Back in thesis mode, I’m once again tied up in crazy [massively self-absorbed] theoretical knots. For the fourth time this year, I’ve lost a sense of how my chapters work, as a logical progression through particular theoretical sites. Sometimes I know exactly how it all works, but it’s a really blink and you miss it enterprise: like one of those 3D pictures. There really is no logic, actually, just a cosmetic one that looks okay in thesis plans but comes apart when I try to write it out in those required linking sentences that end up about a paragraph long. “While in Chapter Two, I argued [insert long, grammatically suspect clause], in Chapter Three I shift registers to [insert another, longer, more grammatically suspect clause].” Hysterical.

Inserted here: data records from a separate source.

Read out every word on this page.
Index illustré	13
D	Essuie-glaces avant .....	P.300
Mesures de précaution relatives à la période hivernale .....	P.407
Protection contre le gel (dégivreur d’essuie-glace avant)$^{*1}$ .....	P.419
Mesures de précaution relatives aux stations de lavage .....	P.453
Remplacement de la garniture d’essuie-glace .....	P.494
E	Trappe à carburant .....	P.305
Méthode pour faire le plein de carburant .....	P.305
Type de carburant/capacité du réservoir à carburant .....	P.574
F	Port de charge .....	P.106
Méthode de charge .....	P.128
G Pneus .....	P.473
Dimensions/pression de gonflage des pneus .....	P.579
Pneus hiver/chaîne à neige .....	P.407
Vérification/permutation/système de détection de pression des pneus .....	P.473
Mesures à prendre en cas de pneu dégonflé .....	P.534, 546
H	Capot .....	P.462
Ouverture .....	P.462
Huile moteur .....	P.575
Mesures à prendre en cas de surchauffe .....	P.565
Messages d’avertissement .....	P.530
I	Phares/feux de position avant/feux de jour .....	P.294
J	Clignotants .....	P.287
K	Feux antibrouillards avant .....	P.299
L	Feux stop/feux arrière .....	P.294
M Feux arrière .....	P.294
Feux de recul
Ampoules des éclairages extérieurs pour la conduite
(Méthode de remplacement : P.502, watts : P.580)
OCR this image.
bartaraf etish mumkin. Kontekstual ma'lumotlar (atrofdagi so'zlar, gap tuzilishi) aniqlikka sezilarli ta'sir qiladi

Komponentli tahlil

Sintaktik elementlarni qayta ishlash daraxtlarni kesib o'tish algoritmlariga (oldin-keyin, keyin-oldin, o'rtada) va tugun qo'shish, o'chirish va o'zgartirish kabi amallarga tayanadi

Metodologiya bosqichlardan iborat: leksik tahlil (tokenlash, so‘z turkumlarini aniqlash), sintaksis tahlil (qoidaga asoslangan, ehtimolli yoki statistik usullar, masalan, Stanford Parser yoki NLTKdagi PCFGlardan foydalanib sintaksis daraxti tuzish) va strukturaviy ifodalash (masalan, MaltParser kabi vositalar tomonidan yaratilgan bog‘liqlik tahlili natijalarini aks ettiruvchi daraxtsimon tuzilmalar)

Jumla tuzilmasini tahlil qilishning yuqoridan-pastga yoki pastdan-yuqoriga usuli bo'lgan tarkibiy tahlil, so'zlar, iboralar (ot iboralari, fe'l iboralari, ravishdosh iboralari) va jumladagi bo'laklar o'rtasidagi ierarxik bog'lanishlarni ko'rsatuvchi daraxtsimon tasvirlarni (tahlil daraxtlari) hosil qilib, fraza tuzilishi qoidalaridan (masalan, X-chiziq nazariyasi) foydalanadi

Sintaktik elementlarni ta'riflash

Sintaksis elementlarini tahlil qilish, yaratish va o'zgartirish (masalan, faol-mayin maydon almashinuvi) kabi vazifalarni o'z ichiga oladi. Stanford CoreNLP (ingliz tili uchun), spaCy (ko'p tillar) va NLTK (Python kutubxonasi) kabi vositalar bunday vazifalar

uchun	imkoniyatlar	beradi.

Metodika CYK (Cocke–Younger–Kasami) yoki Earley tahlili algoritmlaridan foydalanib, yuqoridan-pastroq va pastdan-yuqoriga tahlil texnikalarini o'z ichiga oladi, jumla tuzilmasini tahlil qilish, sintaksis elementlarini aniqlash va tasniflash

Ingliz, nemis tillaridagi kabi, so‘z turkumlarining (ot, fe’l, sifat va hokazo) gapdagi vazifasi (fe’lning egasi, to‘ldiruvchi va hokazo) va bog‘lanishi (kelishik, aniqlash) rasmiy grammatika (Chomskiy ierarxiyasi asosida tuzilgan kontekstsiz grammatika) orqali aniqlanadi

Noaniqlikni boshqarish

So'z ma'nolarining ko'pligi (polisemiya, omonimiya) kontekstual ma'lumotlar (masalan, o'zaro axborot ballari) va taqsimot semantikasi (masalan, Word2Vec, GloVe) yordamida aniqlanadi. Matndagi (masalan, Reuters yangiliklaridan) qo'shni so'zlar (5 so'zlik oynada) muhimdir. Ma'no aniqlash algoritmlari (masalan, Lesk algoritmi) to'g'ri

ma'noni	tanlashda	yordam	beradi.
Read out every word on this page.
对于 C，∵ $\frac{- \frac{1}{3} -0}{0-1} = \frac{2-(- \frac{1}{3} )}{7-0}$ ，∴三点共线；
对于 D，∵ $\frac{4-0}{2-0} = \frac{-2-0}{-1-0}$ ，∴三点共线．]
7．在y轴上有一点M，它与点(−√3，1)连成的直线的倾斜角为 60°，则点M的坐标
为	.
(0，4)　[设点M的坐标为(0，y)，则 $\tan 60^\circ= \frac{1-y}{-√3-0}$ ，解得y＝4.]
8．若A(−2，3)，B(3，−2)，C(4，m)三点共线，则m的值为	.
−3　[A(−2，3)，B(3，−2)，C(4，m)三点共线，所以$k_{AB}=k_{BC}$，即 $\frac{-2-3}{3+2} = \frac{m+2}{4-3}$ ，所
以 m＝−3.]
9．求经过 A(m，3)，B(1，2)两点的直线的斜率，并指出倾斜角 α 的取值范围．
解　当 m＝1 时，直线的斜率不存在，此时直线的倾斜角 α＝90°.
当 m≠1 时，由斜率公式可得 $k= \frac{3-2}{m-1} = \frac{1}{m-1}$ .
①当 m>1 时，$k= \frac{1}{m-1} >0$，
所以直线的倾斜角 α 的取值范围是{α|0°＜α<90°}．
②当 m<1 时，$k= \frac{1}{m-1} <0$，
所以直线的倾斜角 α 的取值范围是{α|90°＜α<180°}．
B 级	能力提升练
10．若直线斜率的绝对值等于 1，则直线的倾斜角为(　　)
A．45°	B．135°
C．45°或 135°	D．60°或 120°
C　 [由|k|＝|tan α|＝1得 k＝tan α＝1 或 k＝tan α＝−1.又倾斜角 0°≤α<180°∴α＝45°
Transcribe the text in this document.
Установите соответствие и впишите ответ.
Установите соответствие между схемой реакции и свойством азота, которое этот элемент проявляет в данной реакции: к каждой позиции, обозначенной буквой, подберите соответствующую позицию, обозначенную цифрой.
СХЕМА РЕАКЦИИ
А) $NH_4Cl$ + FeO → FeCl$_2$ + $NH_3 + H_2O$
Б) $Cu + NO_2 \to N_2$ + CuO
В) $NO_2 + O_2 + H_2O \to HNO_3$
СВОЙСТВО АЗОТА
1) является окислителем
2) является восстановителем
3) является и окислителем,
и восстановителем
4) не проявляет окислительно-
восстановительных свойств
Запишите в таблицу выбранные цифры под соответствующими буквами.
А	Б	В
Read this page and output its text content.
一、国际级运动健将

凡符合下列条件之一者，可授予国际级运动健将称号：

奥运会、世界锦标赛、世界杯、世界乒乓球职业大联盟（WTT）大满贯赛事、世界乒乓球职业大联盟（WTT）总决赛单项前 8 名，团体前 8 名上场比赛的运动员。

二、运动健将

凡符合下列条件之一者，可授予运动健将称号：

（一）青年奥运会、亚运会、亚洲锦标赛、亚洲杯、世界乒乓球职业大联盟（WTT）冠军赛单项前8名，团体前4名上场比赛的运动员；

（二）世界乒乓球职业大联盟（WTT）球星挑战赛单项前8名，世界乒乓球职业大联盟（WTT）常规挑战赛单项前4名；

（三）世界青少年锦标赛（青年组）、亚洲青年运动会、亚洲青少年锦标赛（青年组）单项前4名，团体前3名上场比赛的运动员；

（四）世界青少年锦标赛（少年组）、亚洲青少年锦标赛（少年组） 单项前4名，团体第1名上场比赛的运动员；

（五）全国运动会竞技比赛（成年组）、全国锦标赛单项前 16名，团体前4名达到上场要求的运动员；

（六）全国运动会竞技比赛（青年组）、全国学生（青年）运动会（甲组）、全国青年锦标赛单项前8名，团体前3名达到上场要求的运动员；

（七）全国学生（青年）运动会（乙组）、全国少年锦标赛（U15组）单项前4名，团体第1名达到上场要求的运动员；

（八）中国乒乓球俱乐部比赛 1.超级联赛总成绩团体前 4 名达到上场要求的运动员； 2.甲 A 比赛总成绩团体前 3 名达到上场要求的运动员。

Structure, discipline, thought order… All the things I mark my first-years down for in their teensy 1500 word essays, I fail monstrously at.
I think too much. I have too many ideas, and they all shoot off into the outer atmosphere right away. It’s like when I tell people what my thesis is about, and if they’re nice they generally say, “Wow, that’s so interesting, yeah, wow,” and tell me how they’ve heard that Singapore is the gender reassignment capital of the world or whatever, random contributions to the archive of trans travel practices. This archive is busting at the seams, it’s so huge, and I have decided for some insane reason that I should be the person to file it all under headings. I’m mostly interested in the crazy stories, the tiny details, the archive; not so interested in contextualising it all, making sense of it, fitting everything in boxes. But this is what a thesis does. Or so I’ve heard. It’s like P. said, after hearing one of my ‘o-hai-here’s-a-crazy-idea-i’m-still-working-on-the-theory’ papers earlier in the year: “So exciting! Or it will be, when you tie it all down.” And the bitch is, I know this monster won’t be readable or coherent unless I do that grounding work.
It’s hard to tie down. Maybe I should just throw the whole thing out and start again.